Economia
Trajetória da economia continua dependendo do curso do coronavírus, dirá Powell
O presidente do Federal Reserve (Fed, o banco central norte-americano), Jerome Powell, afirmará na terça-feira, 28, no Senado dos Estados Unidos que a trajetória da economia do país continua dependente do curso do coronavírus.

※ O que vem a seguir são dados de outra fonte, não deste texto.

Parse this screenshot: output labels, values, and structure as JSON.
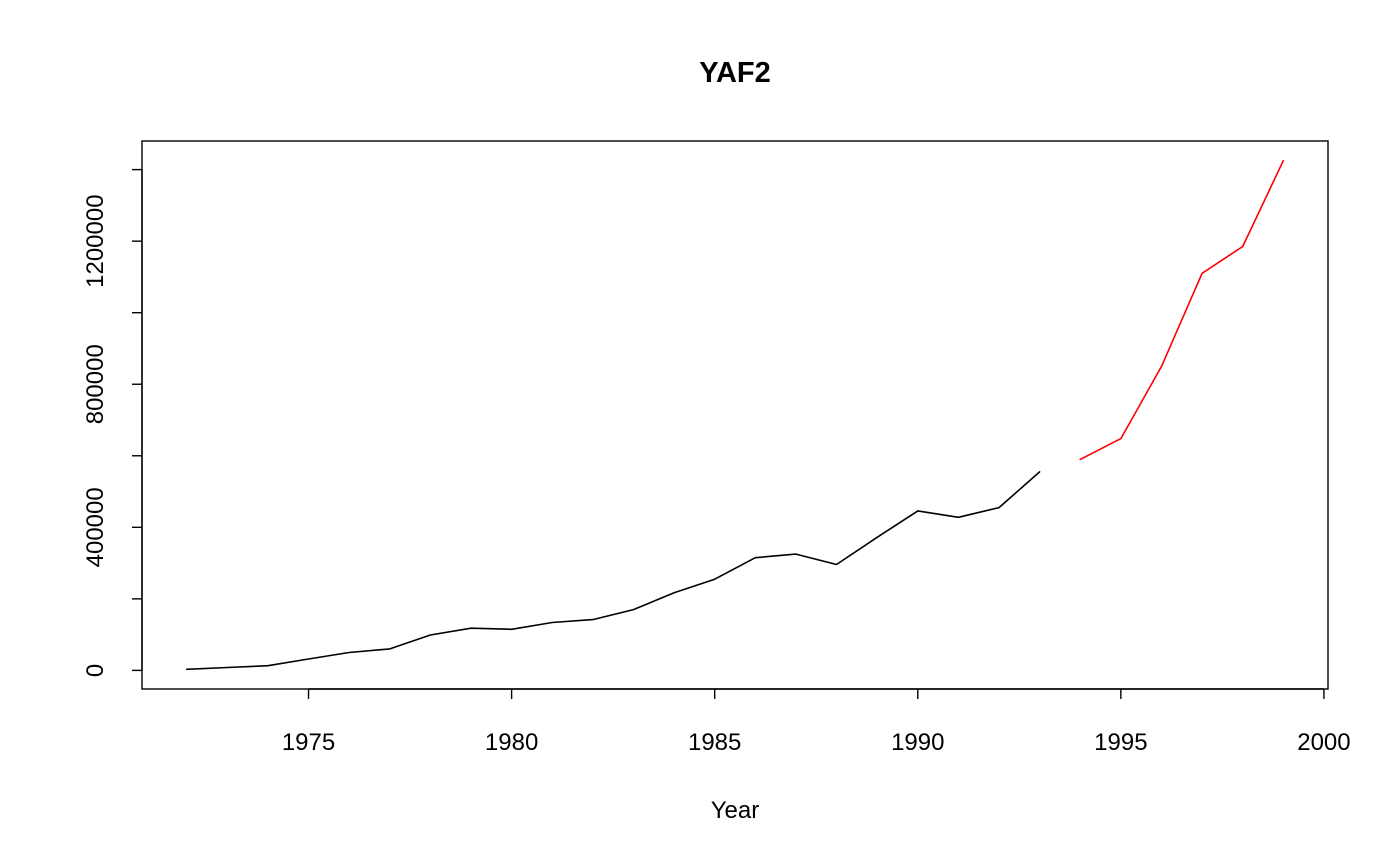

O discurso que o dirigente fará na casa legislativa foi divulgado nesta segunda-feira, 27, pela autoridade monetária.
“Os setores mais afetados pela pandemia melhoraram nos últimos meses, mas o aumento dos casos de covid-19 retardou sua recuperação”, dirá o chefe do Fed aos senadores.
O banqueiro central ressaltará também que os gastos das famílias aumentaram em um ritmo “especialmente rápido” durante a primeira metade do ano, mas se estabilizaram em julho e agosto. “Além disso, em alguns setores, as restrições de oferta de curto prazo estão restringindo a atividade.”
Na visão de Powell, a variante Delta do coronavírus ainda representa riscos para as perspectivas econômicas dos EUA, o que exige progresso contínuo na vacinação.
O presidente do Fed ainda dirá que o BC americano fará “tudo o que puder pelo tempo que for necessário” para apoiar a economia e garantir que a recuperação esteja completa.
Emprego
Powell afirmará ainda no Senado dos Estados Unidos que os fatores da pandemia de covid-19 que pesam na retomada do emprego no país devem diminuir também à medida que há progresso na contenção do coronavírus. “Tal como acontece com a atividade econômica geral, as condições no mercado de trabalho continuaram a melhorar”, dirá o chefe do Fed aos senadores.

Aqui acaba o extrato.